The latter build in particular overlaps pretty heavily with the grindy artifact token focus of U/G, giving you another viable splash color to consider.

Red-Green: Storm

This final color pair, opposite U/B on the color pie, seems to be filling a similar supporting role. Yes, there are actual, factual storm payoffs in the set, most notably Chatterstorm and Spreading Insurrection. Hunting Pack is expensive enough that it will play more like a trap for opposing players taking big turns than something you try to go off with, and Galvanic Relay is more enabler than payoff. Instead, your “storm” deck will be trying to get incremental value from Arcbound Tracker or Captain Ripley Vance, which will discourage any attempt to build the rickety, all-in combo pile that Limited storm usually becomes. 

That being the case, I’m not certain what would draw someone to play a dedicated R/G deck –  but I do see the color pair as vital to the “bonus” archetype of Five-Color Converge. R/G has all the fixing and all the ramp you need to make five colors of mana work, as well as two of the most threatening payoffs in Kaleidoscorch and Glinting Creeper (plus Territorial Kavu at rare). 

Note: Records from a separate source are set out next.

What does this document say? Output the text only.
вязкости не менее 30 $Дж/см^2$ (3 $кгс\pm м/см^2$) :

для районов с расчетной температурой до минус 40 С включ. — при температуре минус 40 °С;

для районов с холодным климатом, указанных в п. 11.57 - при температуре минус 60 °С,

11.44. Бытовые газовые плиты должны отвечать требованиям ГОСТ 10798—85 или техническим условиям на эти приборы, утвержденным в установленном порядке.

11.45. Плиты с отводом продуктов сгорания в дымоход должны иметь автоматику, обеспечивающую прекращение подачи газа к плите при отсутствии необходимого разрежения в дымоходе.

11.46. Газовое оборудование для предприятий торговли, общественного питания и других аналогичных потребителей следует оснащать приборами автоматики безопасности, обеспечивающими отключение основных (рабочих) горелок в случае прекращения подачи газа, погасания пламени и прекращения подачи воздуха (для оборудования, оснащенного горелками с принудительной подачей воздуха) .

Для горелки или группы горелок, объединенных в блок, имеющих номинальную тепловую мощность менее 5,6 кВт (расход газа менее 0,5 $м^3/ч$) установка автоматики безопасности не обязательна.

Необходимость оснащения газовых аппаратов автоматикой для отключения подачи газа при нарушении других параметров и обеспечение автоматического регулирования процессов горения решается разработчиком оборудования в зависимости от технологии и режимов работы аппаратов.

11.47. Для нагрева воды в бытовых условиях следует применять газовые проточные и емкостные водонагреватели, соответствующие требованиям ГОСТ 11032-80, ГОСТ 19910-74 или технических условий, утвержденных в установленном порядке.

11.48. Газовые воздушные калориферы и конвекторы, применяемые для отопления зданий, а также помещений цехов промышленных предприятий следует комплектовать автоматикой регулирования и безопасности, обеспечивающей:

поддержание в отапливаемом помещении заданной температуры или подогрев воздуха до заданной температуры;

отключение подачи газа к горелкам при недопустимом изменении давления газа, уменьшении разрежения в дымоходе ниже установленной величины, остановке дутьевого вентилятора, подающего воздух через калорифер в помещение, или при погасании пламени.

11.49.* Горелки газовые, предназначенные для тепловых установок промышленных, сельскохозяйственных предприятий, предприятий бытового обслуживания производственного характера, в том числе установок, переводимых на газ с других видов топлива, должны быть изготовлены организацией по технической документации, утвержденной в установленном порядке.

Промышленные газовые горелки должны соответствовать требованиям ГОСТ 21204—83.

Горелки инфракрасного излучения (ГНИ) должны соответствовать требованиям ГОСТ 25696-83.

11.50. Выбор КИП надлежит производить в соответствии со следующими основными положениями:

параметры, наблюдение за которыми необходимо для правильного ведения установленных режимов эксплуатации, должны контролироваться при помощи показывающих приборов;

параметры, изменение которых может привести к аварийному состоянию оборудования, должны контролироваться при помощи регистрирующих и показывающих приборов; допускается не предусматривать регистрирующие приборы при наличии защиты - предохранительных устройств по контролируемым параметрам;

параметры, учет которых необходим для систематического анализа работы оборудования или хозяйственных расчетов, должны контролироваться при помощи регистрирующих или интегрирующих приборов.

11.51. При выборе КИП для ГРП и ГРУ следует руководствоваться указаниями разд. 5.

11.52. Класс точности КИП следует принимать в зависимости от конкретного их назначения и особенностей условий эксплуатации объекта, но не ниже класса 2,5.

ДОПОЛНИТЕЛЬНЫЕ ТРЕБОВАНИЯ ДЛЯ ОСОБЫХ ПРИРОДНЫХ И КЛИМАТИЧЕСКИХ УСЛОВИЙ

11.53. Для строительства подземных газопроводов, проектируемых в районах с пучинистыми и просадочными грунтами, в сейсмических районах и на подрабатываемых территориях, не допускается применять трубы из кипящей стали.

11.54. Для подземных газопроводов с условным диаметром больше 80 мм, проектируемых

Approaching the color pair this way actually gives us a more satisfying perspective on the storm subtheme, too. Rather than setting out to win the game off an enormous Chatterstorm or Hunting Pack, those cards give us an extra way to weaponize the “air” we’re forced to include in a five-color deck. Should your draw end up with too much fixing and not enough payoff, you can hold those surplus spells in hand and then burn them off all at once to fuel a lethal horde of Squirrels!

A MODERN DRAFTING MASTERPIECE

So, that’s the tangled spider web (Squirrel web?) of Modern Horizons 2 draft. Despite the surface appearance of neat, two-color archetypes, the set’s broad and overlapping mechanical themes mean that, in practice, most decks will likely be three colors, or at least two with a splash. It’s interesting to see how those combinations naturally fall into two or three macro-archetypes, which makes it extremely nerve-wracking to try and wheel key pieces past players in adjacent colors. Overall, this set presents a multifaceted, challenging, and choice-rich draft experience — perfectly on-brand for a Modern Horizons set.